Я поздоровался, получив ответное «здравжелав», и пошагал в здание бывшей аптеки, которое СМЕРШ делил с остальной Тайной канцелярией. В виду раннего часа навстречу никто так и не попался, за исключением караульных. Те находились в стенах здания круглосуточно.

Сначала я хотел пойти в свой кабинет, но потом передумал, направившись в приёмную комиссара.

«Предбанник» пустовал, поскольку секретаря фон Белова ещё не было, но караульные сообщили, что начальник давно на месте. Подобно Ушакову, он приходил на службу затемно и уходил часа в два ночи.

Я постучал в дверь.

– Заходите.

Фон Белов сидел за столом. Перед ним лежала открытая папка с бумагами. Глаза его были усталые и воспалённые.

– Елисеев? – удивлённо вскинулся он. – Что с вами? Здоровы ли?

– Грех жаловаться, господин комиссар. На мой внешний вид не обращайте внимания. Просто ночь выдалась бессонная. Устал.

– Надеюсь, вы пришли не для того, чтобы похвастаться любовными подвигами.

– Никак нет. У меня есть важные сведения, полученные от Барбарелы.

– Кхм… – фон Белов прокашлялся. – Это действительно ценные сведения?

– Так точно. Мы вскрыли целую сеть иезуитов. Некоторые из них годами прятались под чужой личиной. На одного из таких оборотней я наткнулся в Марфино. Это монах-иезуит Игнацио. В марфинском монастыре он надел на себя маску келаря отца Азария.

– И что же он там делал? – удивился фон Белов.

– Искал тайное завещание императора Петра Второго.

– Что?! – казалось, ещё немного, и глаза комиссара вылезут из орбит.

– По неизвестным мне причинам иезуиты решили, будто бы Пётр Второй оставил после себя завещание в пользу цесаревны Елизаветы.
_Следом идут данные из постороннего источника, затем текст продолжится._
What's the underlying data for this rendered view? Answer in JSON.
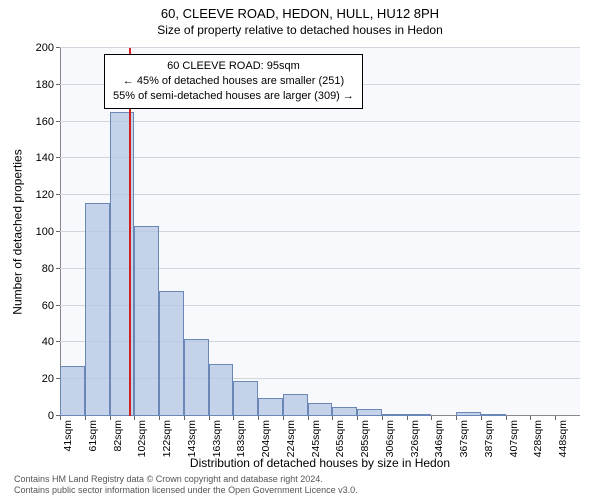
{
  "title": {
    "main": "60, CLEEVE ROAD, HEDON, HULL, HU12 8PH",
    "sub": "Size of property relative to detached houses in Hedon"
  },
  "y_axis": {
    "label": "Number of detached properties",
    "min": 0,
    "max": 200,
    "step": 20
  },
  "x_axis": {
    "label": "Distribution of detached houses by size in Hedon",
    "ticks": [
      "41sqm",
      "61sqm",
      "82sqm",
      "102sqm",
      "122sqm",
      "143sqm",
      "163sqm",
      "183sqm",
      "204sqm",
      "224sqm",
      "245sqm",
      "265sqm",
      "285sqm",
      "306sqm",
      "326sqm",
      "346sqm",
      "367sqm",
      "387sqm",
      "407sqm",
      "428sqm",
      "448sqm"
    ]
  },
  "bars": {
    "values": [
      27,
      116,
      165,
      103,
      68,
      42,
      28,
      19,
      10,
      12,
      7,
      5,
      4,
      1,
      1,
      0,
      2,
      1,
      0,
      0,
      0
    ]
  },
  "marker": {
    "x_value": 95,
    "x_min": 41,
    "x_max": 448,
    "color": "#d02020"
  },
  "info_box": {
    "line1": "60 CLEEVE ROAD: 95sqm",
    "line2": "← 45% of detached houses are smaller (251)",
    "line3": "55% of semi-detached houses are larger (309) →"
  },
  "styling": {
    "plot_bg": "#f7f9fc",
    "bar_fill": "rgba(180, 198, 228, 0.75)",
    "bar_border": "#6a87b5",
    "grid_color": "#d0d6de",
    "title_fontsize": 13,
    "sub_fontsize": 12,
    "axis_label_fontsize": 12,
    "tick_fontsize": 11
  },
  "footer": {
    "line1": "Contains HM Land Registry data © Crown copyright and database right 2024.",
    "line2": "Contains public sector information licensed under the Open Government Licence v3.0."
  }
}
Якобы этот документ хранился в марфинском монастыре. Игнацио сумел проникнуть туда под маской келаря и несколько лёт провёл в поисках тестамента. Но… его ожидало горькое разочарование. Никакого завещания, разумеется, не было.
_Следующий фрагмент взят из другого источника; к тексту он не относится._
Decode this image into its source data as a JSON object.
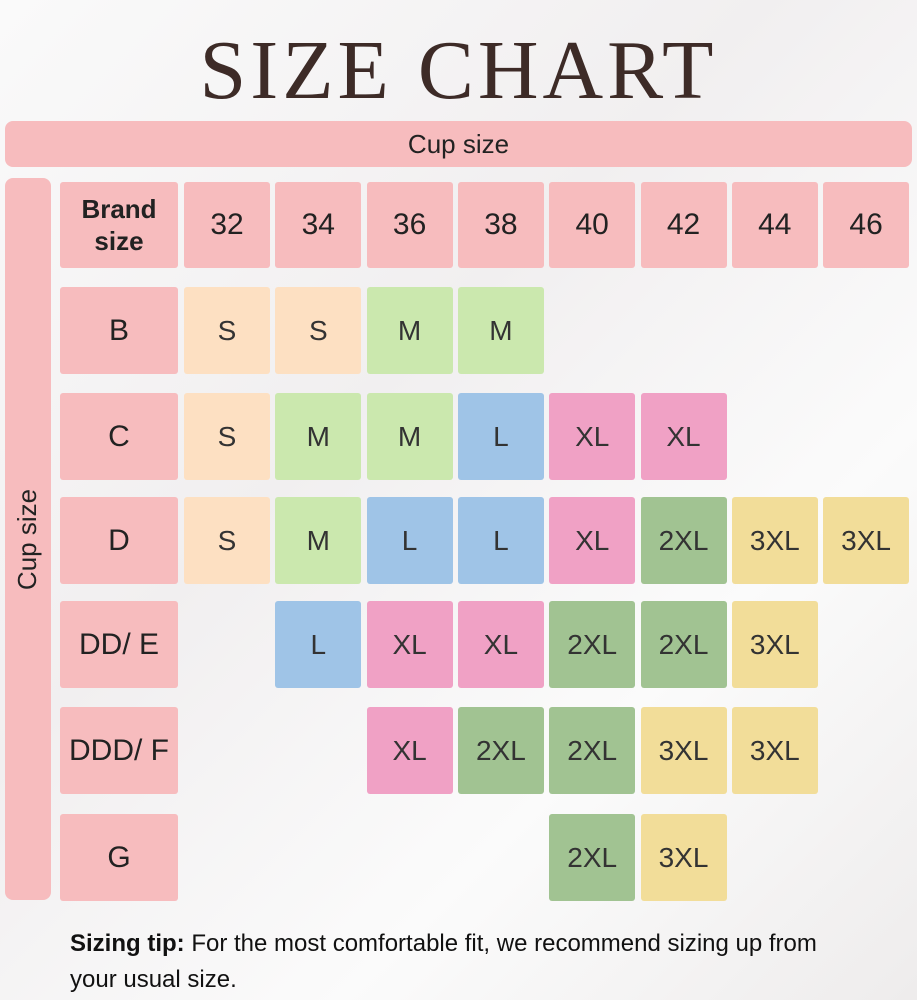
{
  "title": "SIZE CHART",
  "top_label": "Cup size",
  "side_label": "Cup size",
  "table": {
    "corner": "Brand size",
    "columns": [
      "32",
      "34",
      "36",
      "38",
      "40",
      "42",
      "44",
      "46"
    ],
    "rows": [
      {
        "label": "B",
        "cells": [
          "S",
          "S",
          "M",
          "M",
          null,
          null,
          null,
          null
        ]
      },
      {
        "label": "C",
        "cells": [
          "S",
          "M",
          "M",
          "L",
          "XL",
          "XL",
          null,
          null
        ]
      },
      {
        "label": "D",
        "cells": [
          "S",
          "M",
          "L",
          "L",
          "XL",
          "2XL",
          "3XL",
          "3XL"
        ]
      },
      {
        "label": "DD/ E",
        "cells": [
          null,
          "L",
          "XL",
          "XL",
          "2XL",
          "2XL",
          "3XL",
          null
        ]
      },
      {
        "label": "DDD/ F",
        "cells": [
          null,
          null,
          "XL",
          "2XL",
          "2XL",
          "3XL",
          "3XL",
          null
        ]
      },
      {
        "label": "G",
        "cells": [
          null,
          null,
          null,
          null,
          "2XL",
          "3XL",
          null,
          null
        ]
      }
    ],
    "size_colors": {
      "S": "#fde0c2",
      "M": "#cbe8ae",
      "L": "#9fc4e7",
      "XL": "#f0a1c5",
      "2XL": "#a1c392",
      "3XL": "#f2dd99"
    }
  },
  "tip": {
    "label": "Sizing tip:",
    "text": "For the most comfortable fit, we recommend sizing up from your usual size."
  }
}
– Вы в этом уверенны? – напряжённо спросил комиссар.

– У меня самые точные сведения. Тестамента в природе не существовало, а шпион напрасно потратил не один год. Осознав тщетность поисков, иезуит убежал в Петербург.
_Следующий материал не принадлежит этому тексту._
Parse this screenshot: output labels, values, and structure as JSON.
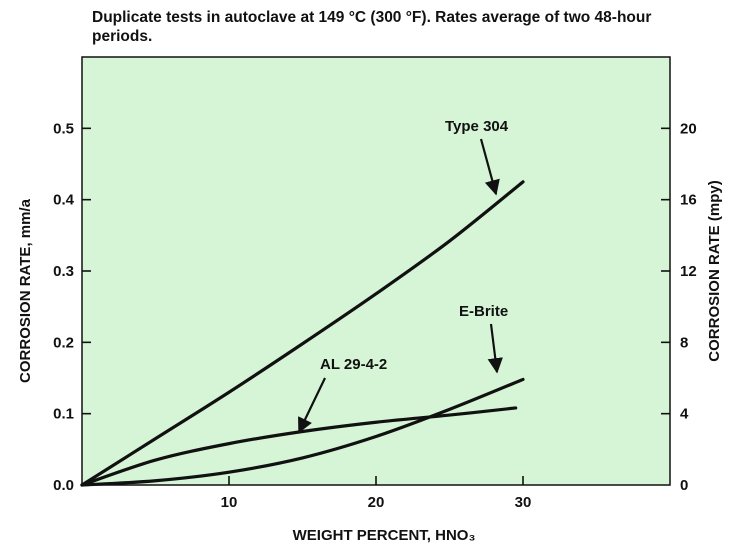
{
  "chart_data": {
    "type": "line",
    "title": "Duplicate tests in autoclave at 149 °C (300 °F). Rates average of two 48-hour periods.",
    "xlabel": "WEIGHT PERCENT, HNO₃",
    "ylabel_left": "CORROSION RATE, mm/a",
    "ylabel_right": "CORROSION RATE (mpy)",
    "xlim": [
      0,
      40
    ],
    "ylim_left": [
      0,
      0.6
    ],
    "ylim_right": [
      0,
      24
    ],
    "x_ticks": [
      10,
      20,
      30
    ],
    "y_left_ticks": [
      "0.0",
      "0.1",
      "0.2",
      "0.3",
      "0.4",
      "0.5"
    ],
    "y_right_ticks": [
      "0",
      "4",
      "8",
      "12",
      "16",
      "20"
    ],
    "grid": false,
    "background_color": "#d6f5d6",
    "series": [
      {
        "name": "Type 304",
        "x": [
          0,
          5,
          10,
          15,
          20,
          25,
          30
        ],
        "y": [
          0,
          0.065,
          0.13,
          0.198,
          0.268,
          0.342,
          0.425
        ]
      },
      {
        "name": "AL 29-4-2",
        "x": [
          0,
          5,
          10,
          15,
          20,
          25,
          29.5
        ],
        "y": [
          0,
          0.035,
          0.058,
          0.075,
          0.088,
          0.098,
          0.108
        ]
      },
      {
        "name": "E-Brite",
        "x": [
          0,
          5,
          10,
          15,
          20,
          25,
          30
        ],
        "y": [
          0,
          0.006,
          0.018,
          0.038,
          0.068,
          0.106,
          0.148
        ]
      }
    ],
    "annotations": [
      {
        "text": "Type 304",
        "points_to": "Type 304"
      },
      {
        "text": "E-Brite",
        "points_to": "E-Brite"
      },
      {
        "text": "AL 29-4-2",
        "points_to": "AL 29-4-2"
      }
    ]
  }
}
– Почему в вашем докладе ничего не было об этом злодее?

– До встречи с Барбарелой я понятия не имел, что Азарий в действительности шпион. Виноват, не доглядел. Но мне и в голову не могло такое прийти.

– Понимаю. Вы знаете, где он?

– Только что выяснил. Прячется в доме танцовщика Ла Косты и ждёт переправки в Ватикан.

Лицо фон Белова раскраснелось от внутреннего волнения.

– Надо немедленно… сей же час отрядить солдат и арестовать негодяев! Елисеев, берите полуроту и как следует перетряхните гнездо этих тварей.

– Господин комиссар, – осторожно заговорил я, – дозволено ли мне будет выступить с одним предложением?

– Ну… – задумался фон Белов, – вы сегодня проявили себя достойно. Говорите…

Азарий-Игнацио был искренне удивлён, когда солдаты под моим предводительством ворвались в съёмный дом Ла Косты. Зато я бы не удивился, застав обоих итальянцев в одной постели, но танцовщик либо был охоч исключительно до женского пола, либо предпочитал потасканному монаху мужчин помоложе. В общем, старый знакомец спал в одиночестве. Солдаты крутили руки Ла Косте, тот страшно ругался и изрыгал богохульства, но сопротивляться не стал, понимая, что не сладить.

Я прошёл в спальню иезуита. Тот уже проснулся от шума и спешно одевался, поглядывая в открытое окно.

– Только не вздумайте прыгать. Дом окружён, – предупредил я.

– Проклятье! Это вы! – прошипел Азарий.

– Как видите. Мне снова удалось застать вас врасплох.

Стоит отдать должное, иезуит быстро вернул себе потерянное самообладание. Он презрительно посмотрел на меня.

– Что вы здесь делаете? Прибыли, чтобы арестовать меня?

– Для начала устрою обыск. Мои люди перевернут всё вверх дном. Это у них неплохо получается. А о вашей судьбе мы поговорим после. Хотя… – я сделал паузу, – думаю, вам нечего бояться. Крови на вас нет, а преступления ваши носят исключительно политический характер. Значит, необходимо, чтобы вы понесли соответствующее политическое наказание.

– Какое? – растерянно спросил он.

– Побудете парламентёром. Донесёте до вашего начальства наши слова.

– И только?

– Мы исходим из соображений разумной достаточности. Загнанная в угол крыса бросается на нападающего. Видит бог, я не желаю вам такой участи. Передайте кардиналу Корсини, что мы действуем с исключительным уважением к сану понтифика[19] и не собираемся раздувать международных скандалов. Взамен… взамен всего-навсего попросим о маленьком одолжении…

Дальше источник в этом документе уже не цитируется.